Premier US yieldco backed by strong sponsors, a beneficiary of supportive US government policies. Growth prospects of CWEN is even rosier following TotalEnergies' recent acquisition of 50% stake in its parent Clearway Energy Group (that has 42% economic interests in CWEN). As part of this partnership, TotalEnergies will provide CWEN with access to its power trading capabilities and will give it priority on the farm down of its own developed projects. Coupled with Inflation Reduction Act 2022, which will see US government investing US$391bn on energy security and climate change, CWEN is poised for accelerated growth ahead.

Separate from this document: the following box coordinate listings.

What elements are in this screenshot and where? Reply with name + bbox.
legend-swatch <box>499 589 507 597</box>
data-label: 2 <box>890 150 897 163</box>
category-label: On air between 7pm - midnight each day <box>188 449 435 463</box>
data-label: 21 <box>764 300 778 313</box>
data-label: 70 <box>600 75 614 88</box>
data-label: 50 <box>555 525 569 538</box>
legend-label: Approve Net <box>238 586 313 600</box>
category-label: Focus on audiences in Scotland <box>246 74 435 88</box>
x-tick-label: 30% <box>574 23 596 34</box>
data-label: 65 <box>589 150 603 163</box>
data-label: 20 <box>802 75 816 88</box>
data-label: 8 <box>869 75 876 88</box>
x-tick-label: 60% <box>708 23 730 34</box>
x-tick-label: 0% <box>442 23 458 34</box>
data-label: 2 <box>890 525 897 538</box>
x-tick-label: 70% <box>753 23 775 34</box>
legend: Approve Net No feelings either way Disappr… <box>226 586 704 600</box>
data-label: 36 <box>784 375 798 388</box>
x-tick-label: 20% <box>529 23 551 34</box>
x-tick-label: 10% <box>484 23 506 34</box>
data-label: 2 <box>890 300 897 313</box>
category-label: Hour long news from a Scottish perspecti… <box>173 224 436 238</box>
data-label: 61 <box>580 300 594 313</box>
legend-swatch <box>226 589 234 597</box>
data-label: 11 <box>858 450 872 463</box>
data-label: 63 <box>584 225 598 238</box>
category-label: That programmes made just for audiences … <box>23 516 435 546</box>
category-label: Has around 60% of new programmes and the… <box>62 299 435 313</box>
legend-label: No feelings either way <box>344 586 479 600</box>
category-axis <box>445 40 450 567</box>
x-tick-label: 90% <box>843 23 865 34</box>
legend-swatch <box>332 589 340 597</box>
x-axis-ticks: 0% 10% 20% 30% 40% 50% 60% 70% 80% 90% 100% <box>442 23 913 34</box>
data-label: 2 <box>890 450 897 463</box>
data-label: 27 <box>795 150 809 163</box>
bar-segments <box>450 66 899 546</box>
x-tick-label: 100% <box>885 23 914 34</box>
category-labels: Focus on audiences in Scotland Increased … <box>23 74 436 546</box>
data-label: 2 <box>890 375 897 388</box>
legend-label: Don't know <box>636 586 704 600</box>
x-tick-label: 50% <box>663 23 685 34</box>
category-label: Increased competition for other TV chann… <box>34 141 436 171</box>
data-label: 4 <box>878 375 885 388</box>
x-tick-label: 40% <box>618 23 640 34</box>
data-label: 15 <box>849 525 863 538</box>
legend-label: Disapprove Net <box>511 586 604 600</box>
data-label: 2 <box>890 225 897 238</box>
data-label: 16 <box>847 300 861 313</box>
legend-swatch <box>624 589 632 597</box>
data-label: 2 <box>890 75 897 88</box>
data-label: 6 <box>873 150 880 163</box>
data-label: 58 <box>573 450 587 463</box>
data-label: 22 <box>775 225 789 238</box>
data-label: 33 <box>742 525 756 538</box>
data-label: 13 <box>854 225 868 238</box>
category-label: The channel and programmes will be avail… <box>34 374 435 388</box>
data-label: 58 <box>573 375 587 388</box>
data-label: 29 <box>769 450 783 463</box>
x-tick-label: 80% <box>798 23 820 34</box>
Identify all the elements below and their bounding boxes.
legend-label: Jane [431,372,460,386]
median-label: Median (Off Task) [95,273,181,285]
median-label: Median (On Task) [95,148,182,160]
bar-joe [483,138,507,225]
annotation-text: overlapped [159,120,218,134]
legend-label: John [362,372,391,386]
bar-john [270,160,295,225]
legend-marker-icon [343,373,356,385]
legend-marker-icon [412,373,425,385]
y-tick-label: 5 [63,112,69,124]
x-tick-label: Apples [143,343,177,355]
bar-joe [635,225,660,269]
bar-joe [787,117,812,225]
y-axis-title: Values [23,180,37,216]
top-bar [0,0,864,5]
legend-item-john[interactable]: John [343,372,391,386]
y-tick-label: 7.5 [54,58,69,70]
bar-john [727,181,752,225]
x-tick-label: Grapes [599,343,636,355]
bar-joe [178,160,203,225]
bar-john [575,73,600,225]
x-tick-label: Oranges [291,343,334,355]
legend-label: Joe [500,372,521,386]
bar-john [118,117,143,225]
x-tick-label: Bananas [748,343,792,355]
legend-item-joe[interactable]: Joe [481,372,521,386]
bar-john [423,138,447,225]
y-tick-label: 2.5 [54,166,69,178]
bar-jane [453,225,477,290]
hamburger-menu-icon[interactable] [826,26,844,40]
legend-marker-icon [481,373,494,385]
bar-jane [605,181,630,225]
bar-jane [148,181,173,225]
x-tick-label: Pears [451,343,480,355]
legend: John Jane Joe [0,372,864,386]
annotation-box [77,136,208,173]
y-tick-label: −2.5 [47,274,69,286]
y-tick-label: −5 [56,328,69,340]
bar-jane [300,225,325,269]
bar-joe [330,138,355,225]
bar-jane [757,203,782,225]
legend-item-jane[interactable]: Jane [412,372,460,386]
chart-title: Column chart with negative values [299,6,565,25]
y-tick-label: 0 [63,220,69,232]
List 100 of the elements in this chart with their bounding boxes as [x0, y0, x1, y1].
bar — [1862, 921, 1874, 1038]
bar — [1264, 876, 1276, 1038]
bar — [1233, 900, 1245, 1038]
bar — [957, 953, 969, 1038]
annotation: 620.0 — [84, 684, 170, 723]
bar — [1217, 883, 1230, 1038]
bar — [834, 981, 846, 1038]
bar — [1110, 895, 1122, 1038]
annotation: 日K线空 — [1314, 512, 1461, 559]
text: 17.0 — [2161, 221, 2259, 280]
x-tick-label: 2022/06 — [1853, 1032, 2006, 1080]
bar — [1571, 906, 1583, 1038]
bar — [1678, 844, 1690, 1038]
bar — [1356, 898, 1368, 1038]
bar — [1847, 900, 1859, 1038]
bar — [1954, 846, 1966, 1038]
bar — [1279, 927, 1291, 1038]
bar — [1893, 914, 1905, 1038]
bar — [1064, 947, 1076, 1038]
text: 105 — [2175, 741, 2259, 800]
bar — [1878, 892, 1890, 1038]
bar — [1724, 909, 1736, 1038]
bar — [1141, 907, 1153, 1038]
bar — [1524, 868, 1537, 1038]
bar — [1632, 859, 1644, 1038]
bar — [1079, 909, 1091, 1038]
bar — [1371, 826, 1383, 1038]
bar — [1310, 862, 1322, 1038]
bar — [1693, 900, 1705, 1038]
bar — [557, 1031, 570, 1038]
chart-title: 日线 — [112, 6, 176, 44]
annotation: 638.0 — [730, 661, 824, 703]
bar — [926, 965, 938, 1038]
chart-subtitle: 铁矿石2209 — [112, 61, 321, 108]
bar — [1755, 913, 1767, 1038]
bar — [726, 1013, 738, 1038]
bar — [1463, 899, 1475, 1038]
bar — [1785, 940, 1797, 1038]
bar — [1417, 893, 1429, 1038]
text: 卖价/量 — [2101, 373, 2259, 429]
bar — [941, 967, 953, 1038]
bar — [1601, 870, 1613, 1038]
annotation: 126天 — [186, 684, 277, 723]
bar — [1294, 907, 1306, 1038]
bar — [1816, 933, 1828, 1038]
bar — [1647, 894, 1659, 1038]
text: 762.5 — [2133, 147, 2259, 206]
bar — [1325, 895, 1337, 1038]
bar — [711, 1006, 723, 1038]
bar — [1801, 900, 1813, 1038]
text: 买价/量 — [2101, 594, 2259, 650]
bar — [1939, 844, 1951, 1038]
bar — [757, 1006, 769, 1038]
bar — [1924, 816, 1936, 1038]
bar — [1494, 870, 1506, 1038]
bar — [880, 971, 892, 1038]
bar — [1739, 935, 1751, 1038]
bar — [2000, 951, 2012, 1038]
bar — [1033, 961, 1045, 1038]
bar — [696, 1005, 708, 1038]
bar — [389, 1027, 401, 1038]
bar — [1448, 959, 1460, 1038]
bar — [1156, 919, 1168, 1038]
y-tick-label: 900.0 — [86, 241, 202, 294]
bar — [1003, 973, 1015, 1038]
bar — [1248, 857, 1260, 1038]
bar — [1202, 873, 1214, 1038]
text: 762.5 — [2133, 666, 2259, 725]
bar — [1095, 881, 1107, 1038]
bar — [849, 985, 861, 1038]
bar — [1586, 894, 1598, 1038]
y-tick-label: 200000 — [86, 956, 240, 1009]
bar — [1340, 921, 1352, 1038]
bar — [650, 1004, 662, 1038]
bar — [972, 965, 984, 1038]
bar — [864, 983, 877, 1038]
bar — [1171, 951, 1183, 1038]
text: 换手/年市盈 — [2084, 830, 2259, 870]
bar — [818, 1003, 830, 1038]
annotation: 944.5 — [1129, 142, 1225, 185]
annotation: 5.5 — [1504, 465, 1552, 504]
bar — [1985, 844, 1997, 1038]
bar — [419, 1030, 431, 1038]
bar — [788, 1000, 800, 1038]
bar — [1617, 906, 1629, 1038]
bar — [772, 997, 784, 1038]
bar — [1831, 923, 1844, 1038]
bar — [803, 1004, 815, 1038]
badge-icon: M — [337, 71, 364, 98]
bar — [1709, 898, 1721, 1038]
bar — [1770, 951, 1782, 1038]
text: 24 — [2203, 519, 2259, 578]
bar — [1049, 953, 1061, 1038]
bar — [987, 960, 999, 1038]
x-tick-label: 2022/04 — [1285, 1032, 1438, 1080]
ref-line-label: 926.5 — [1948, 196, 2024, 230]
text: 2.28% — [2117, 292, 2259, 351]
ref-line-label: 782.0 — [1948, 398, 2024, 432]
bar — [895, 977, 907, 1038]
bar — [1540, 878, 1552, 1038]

1Q24 CAFD a strong beat. 1Q24 CAFD of USD52mn (-2% q/q, 1Q23 saw a loss of USD4mn) beat consensus estimates by +89%, contributed by lower debt service in the conventional fleet coinciding with the expiration of the tolling agreements, as well as higher wind generation for certain facilities. Following previous quarters, management raised 2Q24 quarterly dividend by +1.7% q/q to USD0.4102 per share, or USD1.6408 per share in annualized terms (implied yield of c. 7%) with targeted 7% DPS growth in 2024, in-line with estimates. Overall, we remain confident in management's ability to execute on its FY24F guidance, supported by various projects coming online in 2024 financed by remaining thermal proceeds, expected operational improvements in renewable energy production and more.

Raised Pro Forma CAFD outlook a positive signal. Management raised its pro forma 2026 CAFD outlook slightly by +1.2% to USD420mn, up from previous USD415mn, boosted by new growth commitments fueled by the deployment of thermal proceeds. Albeit a small increment, we see the raise as a positive signal amid the challenging interest rate environment on top of CWEN's reiteration for no external capital needed through 2026 in driving growth. Management has also cited potential room for upside, via rolling forward long-term contracts in California gas fleets at higher rates, enhancing revenue profiles of CWEN's plants amid tightening renewable capacity conditions in Western US, repowering or expanding existing portfolio (e.g., via storage), further dropdown opportunities from its Sponsor, and more, which may suggest room for further management guidance upgrade. Beyond 2026, we believe CWEN’s long-term growth outlook remains robust as supported by the sponsor’s strong development pipeline of 30GW (6x of CWEN’s current operational capacity), including 8GW of late-stage projects expected to feature commercial operations in the next 5 years, that could potentially be dropped down to CWEN.

Operational risks includes weather risks (e.g., lower wind/solar resources), power price volatility and recontracting risks (i.e., California gas generation facilities with contract expiration in 2023). Further, increasing interest rates could limit funding opportunities for new acquisitions.